Summary:Effective university websites can increase conversions, strengthen institutional credibility and brand, improve user satisfaction, and save time and money.
Universities that prioritize a good user experience leverage the website to contribute to larger institutional goals and see a clear return on investment. Based on our user testing, the guidelines in this article can substantially improve the user experience on most college and university sites. The sad conclusion from our research is that most of these sites rank far below the usability levels expected on today's Internet.
In preparing a new full-day course on designing university websites, we conducted a range of user studies. In total, we tested 57 higher-education sites with users in the United States, Canada, UK, and Taiwan. We recruited prospective students, both undergraduate and graduate, as well as parents of prospective students. Users were asked to think aloud while performing exploratory tasks like, “Imagine a teacher recommended that you look at [University]. Browse the website and see if it might be a good option, ” and more directed tasks like, “Find out how much it costs to attend [University].” We selected some universities for testing, but we also asked users to do any of their own pending tasks for schools of their choosing.
Why should universities care about usability?
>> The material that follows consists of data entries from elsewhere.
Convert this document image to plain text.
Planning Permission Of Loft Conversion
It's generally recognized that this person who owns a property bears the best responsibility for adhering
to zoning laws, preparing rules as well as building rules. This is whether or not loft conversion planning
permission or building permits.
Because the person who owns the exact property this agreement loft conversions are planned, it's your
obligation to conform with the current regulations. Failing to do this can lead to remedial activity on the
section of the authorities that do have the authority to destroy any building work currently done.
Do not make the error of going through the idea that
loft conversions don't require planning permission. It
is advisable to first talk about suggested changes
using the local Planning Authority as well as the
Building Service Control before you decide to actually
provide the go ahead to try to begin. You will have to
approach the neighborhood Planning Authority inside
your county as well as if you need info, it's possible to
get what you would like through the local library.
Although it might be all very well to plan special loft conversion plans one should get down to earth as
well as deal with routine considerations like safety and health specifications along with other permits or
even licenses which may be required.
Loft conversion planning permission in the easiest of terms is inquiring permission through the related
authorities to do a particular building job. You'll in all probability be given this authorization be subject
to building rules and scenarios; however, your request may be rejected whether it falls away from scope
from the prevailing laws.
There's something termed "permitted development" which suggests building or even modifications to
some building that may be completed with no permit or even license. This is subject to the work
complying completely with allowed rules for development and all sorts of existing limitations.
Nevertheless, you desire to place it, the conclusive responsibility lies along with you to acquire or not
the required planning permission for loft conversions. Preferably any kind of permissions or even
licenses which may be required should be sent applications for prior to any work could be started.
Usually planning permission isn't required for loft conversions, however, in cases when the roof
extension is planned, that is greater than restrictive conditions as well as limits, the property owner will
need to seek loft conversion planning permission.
Aren't students smart and computer savvy? Well, even though you want high-IQ applicants, prospective undergraduate students haven't received the benefits of a college education yet and often have fairly poor research skills. While they know how to use computers, they are not always great at advanced strategies like query reformulation and they are often perplexed by insider language filled with terms and concepts that they haven't encountered yet.
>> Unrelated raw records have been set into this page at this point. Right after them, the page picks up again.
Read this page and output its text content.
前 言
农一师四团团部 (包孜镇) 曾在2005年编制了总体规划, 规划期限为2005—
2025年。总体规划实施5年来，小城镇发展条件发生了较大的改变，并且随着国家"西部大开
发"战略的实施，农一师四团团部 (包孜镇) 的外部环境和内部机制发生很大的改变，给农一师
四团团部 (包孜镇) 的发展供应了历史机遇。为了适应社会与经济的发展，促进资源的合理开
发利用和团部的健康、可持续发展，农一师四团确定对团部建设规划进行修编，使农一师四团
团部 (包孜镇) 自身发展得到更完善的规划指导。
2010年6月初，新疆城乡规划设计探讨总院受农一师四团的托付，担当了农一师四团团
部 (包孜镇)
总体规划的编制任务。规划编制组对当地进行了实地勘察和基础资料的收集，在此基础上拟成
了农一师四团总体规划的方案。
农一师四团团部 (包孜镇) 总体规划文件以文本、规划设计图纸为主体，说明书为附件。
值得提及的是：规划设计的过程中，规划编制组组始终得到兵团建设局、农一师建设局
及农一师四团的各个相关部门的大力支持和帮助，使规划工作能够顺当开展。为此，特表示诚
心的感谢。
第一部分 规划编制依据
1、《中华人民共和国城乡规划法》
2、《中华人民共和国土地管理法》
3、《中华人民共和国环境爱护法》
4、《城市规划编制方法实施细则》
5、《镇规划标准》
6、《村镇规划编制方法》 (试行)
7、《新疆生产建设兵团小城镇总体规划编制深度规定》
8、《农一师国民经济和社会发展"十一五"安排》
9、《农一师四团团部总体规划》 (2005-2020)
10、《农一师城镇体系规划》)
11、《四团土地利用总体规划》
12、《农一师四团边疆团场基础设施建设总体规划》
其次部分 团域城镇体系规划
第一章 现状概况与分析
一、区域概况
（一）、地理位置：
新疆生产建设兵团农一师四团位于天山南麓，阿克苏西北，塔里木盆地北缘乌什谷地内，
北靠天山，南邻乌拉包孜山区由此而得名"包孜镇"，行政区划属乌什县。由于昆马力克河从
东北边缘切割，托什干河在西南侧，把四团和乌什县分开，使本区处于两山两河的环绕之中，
In any case, it's an empirical fact derived from observing many prospective students using many university sites that these users are often frustrated or thwarted by the frequent usability problems on university sites. The best university websites speak clearly, even to yet-to-be students, and make it easy for everybody to find what they want. The rest fail.
1. Clearly identify your university on every page
The name of your college or university should be clearly visible on every page. Remember, not everyone arrives at your website from the homepage; many will arrive on internal pages via search. For subsites and microsites especially, it is essential that users know which university they’re looking at. While it might be obvious to you that the College of Commerce is a part of your university, not everyone will know that. By having your full university name shown prominently on each site (i.e., not just in the footer), you make it easy for users to identify you. As an added benefit, this can also help strengthen the brand association with individual department pages and subsites.
Culverhouse College of Commerce is a part of the University of Alabama. But that association is not apparent unless you scroll down to the footer and see the university’s logo.